Asylum and Immigration (Treatment of Claimants, etc.) Bill
3:54 pm

Photo of Baroness Anelay of St Johns

Baroness Anelay of St Johns (Shadow Minister, Home, Constitutional & Legal Affairs; Conservative)

My Lords, Amendment No. 3 looks at a very different aspect of the proposals for directed labour and concerns what the Government have done to look at the way in which breaches of the conditions imposed by the Secretary of State will be handled. New Clause 10 gives the Secretary of State the right to make it a condition of a failed asylum seeker receiving accommodation to participate in community activities.

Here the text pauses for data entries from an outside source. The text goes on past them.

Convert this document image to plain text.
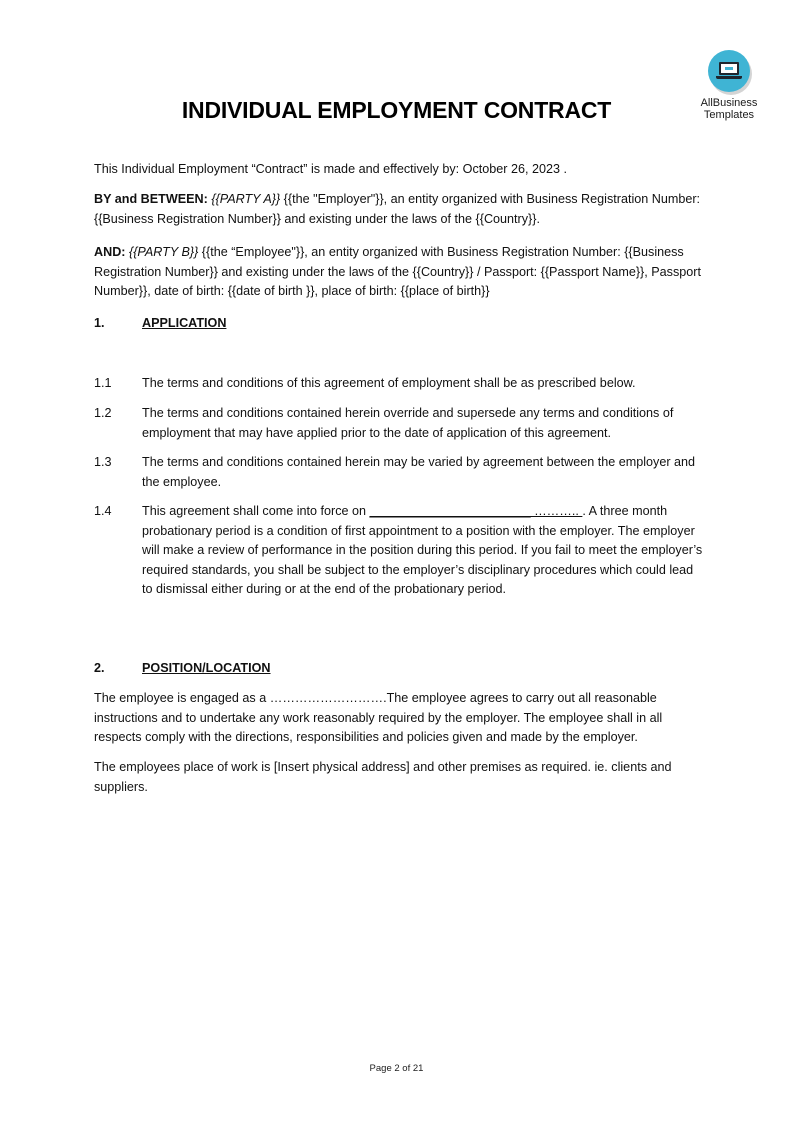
AllBusiness
Templates
INDIVIDUAL EMPLOYMENT CONTRACT
This Individual Employment “Contract” is made and effectively by: October 26, 2023 .
BY and BETWEEN: {{PARTY A}} {{the "Employer"}}, an entity organized with Business Registration Number: {{Business Registration Number}} and existing under the laws of the {{Country}}.
AND: {{PARTY B}} {{the “Employee"}}, an entity organized with Business Registration Number: {{Business Registration Number}} and existing under the laws of the {{Country}} / Passport: {{Passport Name}}, Passport Number}}, date of birth: {{date of birth }}, place of birth: {{place of birth}}
1.	APPLICATION
1.1 The terms and conditions of this agreement of employment shall be as prescribed below.
1.2 The terms and conditions contained herein override and supersede any terms and conditions of employment that may have applied prior to the date of application of this agreement.
1.3 The terms and conditions contained herein may be varied by agreement between the employer and the employee.
1.4 This agreement shall come into force on _______________________ ……….. . A three month probationary period is a condition of first appointment to a position with the employer. The employer will make a review of performance in the position during this period. If you fail to meet the employer’s required standards, you shall be subject to the employer’s disciplinary procedures which could lead to dismissal either during or at the end of the probationary period.
2.	POSITION/LOCATION
The employee is engaged as a ……………………….The employee agrees to carry out all reasonable instructions and to undertake any work reasonably required by the employer. The employee shall in all respects comply with the directions, responsibilities and policies given and made by the employer.
The employees place of work is [Insert physical address] and other premises as required. ie. clients and suppliers.
Page 2 of 21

I made it clear in Committee on recommitment, at col. 656 on 15 June, that the Government should explain to the House how they will deal with breaches of any requirement that is imposed as a result of subsection (6). Who will make the decision in the first instance about whether a person has properly performed their directed labour? Will there be guidelines to cover all organisations which take on the management role? Who will monitor the application of those guidelines? Will it be the IND? Who will do that?

I have in mind the debate on 17 June 2004 on the statutory instrument that brought into effect the Criminal Justice Act 2003 (Conditional Cautions: Code of Practice) Order 2004 (Hansard: col. 908). That code prescribes stringent monitoring arrangements. It also puts the burden of proof on the offender to prove to the police that the condition has been met. That raised in my mind where the burden of proof lies in that. Is that the kind of approach that the Government intend with regard to the imposition of conditions in Clause 10?

Does the failed asylum seeker have to prove that the conditions have been met? Or does the Secretary of State have to prove that they have not been met? Where does the burden of proof lie in this respect? I beg to move.